In a Chapter 13 bankruptcy, the debtor is placed by the court on a repayment plan for up to five years. Debts that are not addressed by the repayment plan are voided. Under the new law more people will be required to file under Chapter 13 and arrange five-year payoff plans. That is because the new law requires a two-part qualifying test. The first step is to start with the debtor’s income and then subtract certain allowed expenses such as food, rent and so forth to determine whether the debtor can afford to pay 25 percent of the “unsecured, non-priority debt.” The second step is to compare the debtor’s income to the median income of the debtor’s state. The debtor cannot file Chapter 7 if his income is above the median and he can afford to pay 25 percent of his unsecured debt. In America, unsecured debt is overwhelmingly credit card debt. The debtor may be allowed to file Chapter 13 bankruptcy, however, and set up a repayment schedule.

Under the former law the court had considerable latitude in determining whether debtors could file in light of their situations. With the new, formula-based law there are few possible exceptions to the means test, no matter how sympathetic a judge may be to individual circumstances.

The new law covers businesses as well as individuals. It is apt to make matters worse for small entrepreneurs that run into financial difficulty. Most experts feel that the law will make it difficult to reorganize, work out payment plans and stay in business due to the added regulations and red tape. However, since the bill is creditor-friendly by design, it provides for an increased possibility for the repayment of bills owed to small businesses by debtors in bankruptcy.

As for the credit card companies, repayment plans under the new law are expected to provide in excess of another $1 billion in revenue to their treasuries in 2006 and climb higher from there.
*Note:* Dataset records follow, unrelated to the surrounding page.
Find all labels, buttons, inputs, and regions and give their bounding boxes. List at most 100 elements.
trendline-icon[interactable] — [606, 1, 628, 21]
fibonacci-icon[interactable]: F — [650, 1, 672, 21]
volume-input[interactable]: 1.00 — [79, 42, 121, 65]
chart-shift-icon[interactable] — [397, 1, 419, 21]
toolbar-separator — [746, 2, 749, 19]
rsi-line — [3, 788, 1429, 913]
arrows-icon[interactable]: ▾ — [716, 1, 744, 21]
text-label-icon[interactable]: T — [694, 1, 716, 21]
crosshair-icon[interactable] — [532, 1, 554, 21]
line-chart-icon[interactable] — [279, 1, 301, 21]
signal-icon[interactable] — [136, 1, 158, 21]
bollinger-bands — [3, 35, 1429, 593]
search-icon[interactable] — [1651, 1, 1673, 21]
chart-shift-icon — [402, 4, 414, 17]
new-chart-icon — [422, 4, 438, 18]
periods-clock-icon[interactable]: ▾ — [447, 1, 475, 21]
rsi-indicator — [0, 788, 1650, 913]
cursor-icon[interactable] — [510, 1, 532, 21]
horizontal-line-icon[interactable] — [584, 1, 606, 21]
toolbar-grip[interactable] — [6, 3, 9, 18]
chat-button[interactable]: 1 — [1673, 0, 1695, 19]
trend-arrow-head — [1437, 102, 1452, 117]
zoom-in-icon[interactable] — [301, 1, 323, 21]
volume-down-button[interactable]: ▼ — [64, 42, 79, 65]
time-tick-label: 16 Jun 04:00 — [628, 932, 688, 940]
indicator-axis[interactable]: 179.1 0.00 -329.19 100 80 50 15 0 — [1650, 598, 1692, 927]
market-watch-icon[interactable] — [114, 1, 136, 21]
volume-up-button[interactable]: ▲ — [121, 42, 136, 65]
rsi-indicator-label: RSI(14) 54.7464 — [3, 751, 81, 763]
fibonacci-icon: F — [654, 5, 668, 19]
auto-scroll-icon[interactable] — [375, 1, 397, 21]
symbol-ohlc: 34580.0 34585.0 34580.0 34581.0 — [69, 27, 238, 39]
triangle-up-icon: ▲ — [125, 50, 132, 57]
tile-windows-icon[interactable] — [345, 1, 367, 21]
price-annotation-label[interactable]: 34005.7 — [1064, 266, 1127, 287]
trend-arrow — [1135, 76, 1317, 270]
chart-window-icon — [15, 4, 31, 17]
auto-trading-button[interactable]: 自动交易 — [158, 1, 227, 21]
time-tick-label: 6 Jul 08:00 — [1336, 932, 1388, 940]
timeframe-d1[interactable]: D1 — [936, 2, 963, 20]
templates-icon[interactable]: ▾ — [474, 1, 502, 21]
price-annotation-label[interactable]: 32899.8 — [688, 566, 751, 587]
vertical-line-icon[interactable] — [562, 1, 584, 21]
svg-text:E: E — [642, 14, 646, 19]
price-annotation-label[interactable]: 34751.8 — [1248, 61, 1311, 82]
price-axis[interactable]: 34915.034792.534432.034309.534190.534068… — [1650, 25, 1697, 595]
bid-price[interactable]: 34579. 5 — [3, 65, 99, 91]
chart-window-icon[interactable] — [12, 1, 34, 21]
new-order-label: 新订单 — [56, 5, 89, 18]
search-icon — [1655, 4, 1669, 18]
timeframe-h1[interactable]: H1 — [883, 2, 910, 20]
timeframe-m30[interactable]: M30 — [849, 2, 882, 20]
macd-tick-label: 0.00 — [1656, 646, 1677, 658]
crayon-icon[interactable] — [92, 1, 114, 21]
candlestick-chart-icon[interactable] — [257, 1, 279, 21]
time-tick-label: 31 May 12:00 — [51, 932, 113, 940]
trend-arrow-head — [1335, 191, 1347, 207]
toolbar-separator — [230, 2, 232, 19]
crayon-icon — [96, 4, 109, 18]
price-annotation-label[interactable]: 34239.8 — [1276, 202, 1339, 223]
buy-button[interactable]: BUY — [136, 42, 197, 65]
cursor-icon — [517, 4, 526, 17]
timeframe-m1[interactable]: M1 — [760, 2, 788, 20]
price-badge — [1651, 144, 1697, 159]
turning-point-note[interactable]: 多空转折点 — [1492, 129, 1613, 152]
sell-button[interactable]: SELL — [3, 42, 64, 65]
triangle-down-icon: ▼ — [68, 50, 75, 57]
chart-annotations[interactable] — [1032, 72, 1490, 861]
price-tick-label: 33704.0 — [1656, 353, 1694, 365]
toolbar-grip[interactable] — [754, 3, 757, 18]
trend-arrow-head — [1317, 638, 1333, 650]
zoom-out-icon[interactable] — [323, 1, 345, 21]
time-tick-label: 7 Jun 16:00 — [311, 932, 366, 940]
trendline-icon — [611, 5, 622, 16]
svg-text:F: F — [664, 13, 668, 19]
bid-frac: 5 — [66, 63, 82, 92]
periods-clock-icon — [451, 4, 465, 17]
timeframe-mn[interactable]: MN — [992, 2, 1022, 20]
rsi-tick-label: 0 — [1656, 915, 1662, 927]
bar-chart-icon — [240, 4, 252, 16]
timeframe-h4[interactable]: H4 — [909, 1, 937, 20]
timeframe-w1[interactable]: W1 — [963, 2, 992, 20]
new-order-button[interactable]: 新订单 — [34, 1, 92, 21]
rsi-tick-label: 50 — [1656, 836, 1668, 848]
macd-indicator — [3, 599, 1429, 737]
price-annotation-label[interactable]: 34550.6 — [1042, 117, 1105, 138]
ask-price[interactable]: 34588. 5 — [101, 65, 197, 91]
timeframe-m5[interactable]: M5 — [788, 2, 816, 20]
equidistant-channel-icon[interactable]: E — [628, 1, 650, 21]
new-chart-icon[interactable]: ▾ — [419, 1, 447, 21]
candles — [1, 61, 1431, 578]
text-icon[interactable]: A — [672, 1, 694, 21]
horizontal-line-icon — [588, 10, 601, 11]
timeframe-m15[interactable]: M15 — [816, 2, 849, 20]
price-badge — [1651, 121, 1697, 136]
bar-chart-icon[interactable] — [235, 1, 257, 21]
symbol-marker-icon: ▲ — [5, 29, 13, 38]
An open minded study of the evolution of the credit card industry, especially when coupled with the recent congressional action on bankruptcy, shows that it is more important than ever that Americans rid themselves of credit card debt as quickly as possible. In light of the remarkably aggressive and opportunistic behavior of card issuers, and the federal government’s implied endorsement of their conduct via the newly approved bankruptcy law, financial planners universally concur that taking immediate, protective action is imperative.